There's a lovely bit of traditional fairy trickery in Tithe, when Roiben is ordered to seize Kaye and "he grabbed her hair in a clump, jerking her head back, then just as suddenly let her go" because he hasn't been ordered to hold on, but this isn't developed any further in Ironside. In fact, the final play on words is so funny and infuriating that it made me scream with laughter and kick the book across the floor in annoyance. Luckily, that bit of trickery is not integral to the plot; it's just a revelation after the action has already taken place.

What is clever about the ending of Ironside is the way the heroine saves herself. She needs the hero's help and he needs hers, but the actual saving of her own skin is up to her. There's no cheap ending where anything is resolved by magic. There's no easy happily ever after. The ending isn't as tidy as it could have been. Early on, my daughter and I were both amused by this dialogue:
"You can't date the Lord of the Night Court."

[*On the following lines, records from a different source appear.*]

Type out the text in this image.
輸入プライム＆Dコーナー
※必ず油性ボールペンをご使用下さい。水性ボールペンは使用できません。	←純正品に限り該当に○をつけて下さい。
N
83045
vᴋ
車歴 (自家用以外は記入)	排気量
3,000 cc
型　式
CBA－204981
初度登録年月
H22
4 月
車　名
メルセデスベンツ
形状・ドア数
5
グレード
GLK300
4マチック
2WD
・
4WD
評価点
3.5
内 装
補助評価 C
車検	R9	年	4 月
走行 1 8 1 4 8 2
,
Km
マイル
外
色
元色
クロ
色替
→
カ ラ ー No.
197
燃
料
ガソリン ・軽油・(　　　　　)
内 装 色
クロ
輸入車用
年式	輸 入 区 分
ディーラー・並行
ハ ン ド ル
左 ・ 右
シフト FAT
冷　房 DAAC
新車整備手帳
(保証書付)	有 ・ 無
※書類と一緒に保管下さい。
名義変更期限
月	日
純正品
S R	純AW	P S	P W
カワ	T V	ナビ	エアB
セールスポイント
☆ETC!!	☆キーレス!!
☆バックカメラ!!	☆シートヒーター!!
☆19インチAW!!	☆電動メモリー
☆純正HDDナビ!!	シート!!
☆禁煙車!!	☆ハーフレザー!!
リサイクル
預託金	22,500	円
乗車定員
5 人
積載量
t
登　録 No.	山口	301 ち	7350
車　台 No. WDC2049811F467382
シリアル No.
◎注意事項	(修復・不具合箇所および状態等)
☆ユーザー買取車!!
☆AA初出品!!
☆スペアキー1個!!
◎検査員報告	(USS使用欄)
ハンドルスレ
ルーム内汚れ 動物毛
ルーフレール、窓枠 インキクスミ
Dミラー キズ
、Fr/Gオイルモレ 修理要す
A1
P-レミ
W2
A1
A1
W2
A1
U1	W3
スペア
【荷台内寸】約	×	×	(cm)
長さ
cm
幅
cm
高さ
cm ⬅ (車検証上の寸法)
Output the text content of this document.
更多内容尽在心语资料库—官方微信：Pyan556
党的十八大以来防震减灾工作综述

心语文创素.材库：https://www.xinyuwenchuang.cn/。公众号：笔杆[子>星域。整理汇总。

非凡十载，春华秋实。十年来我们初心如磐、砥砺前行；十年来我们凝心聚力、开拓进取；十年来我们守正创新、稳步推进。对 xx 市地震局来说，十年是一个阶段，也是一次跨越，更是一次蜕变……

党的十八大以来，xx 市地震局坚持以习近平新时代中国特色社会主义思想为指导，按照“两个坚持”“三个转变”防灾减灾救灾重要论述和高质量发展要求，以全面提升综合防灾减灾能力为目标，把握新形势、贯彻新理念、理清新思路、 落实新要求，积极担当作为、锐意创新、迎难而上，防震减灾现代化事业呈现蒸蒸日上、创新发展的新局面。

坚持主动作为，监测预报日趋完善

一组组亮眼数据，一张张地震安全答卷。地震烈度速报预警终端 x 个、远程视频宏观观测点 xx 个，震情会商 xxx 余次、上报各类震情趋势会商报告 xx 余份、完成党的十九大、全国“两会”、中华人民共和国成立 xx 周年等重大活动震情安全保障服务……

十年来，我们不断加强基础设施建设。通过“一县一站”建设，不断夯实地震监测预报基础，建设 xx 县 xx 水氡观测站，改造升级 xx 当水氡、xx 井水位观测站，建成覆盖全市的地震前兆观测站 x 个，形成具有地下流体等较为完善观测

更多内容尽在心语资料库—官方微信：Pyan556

"Well, I'm not. He dumped me."
"You can't get dumped by the Lord of the Night Court."
"Oh yes you can. You so completely can."
And despite various annoying (to me, anyway) descriptions of this Lord's black leather outfits for going out into the mortal world, the ending of the book is letter-perfect in its blend of traditional and modern:
Kaye groaned. "You really are a terrible boyfriend, you know that?"
He nodded. "A surfeit of ballads makes for odd ideas about romance."
"But things don't work like that," Kaye said, taking the bottle from his hand and drinking from the neck. "Like ballads or songs or epic poems where people do all the wrong things for the right reasons."
"You have completed an impossible quest and saved me from the Queen of the Faeries," he said softly. "That is very like a ballad."

An additional pleasure of reading these books is the epigraph for each chapter, drawn eclectically from the writings of people like Pablo Neruda, Andrew Wyeth, Oscar Wilde, Christina Rossetti, and Czeslaw Milosz. Some of them might even interest young readers in casting their net wider, as Cornelia Funke's epigraphs drawn from the writing of Michael de Larrabeiti for her chapters in Inkheart caused my family to seek out and enjoy The Borrible trilogy.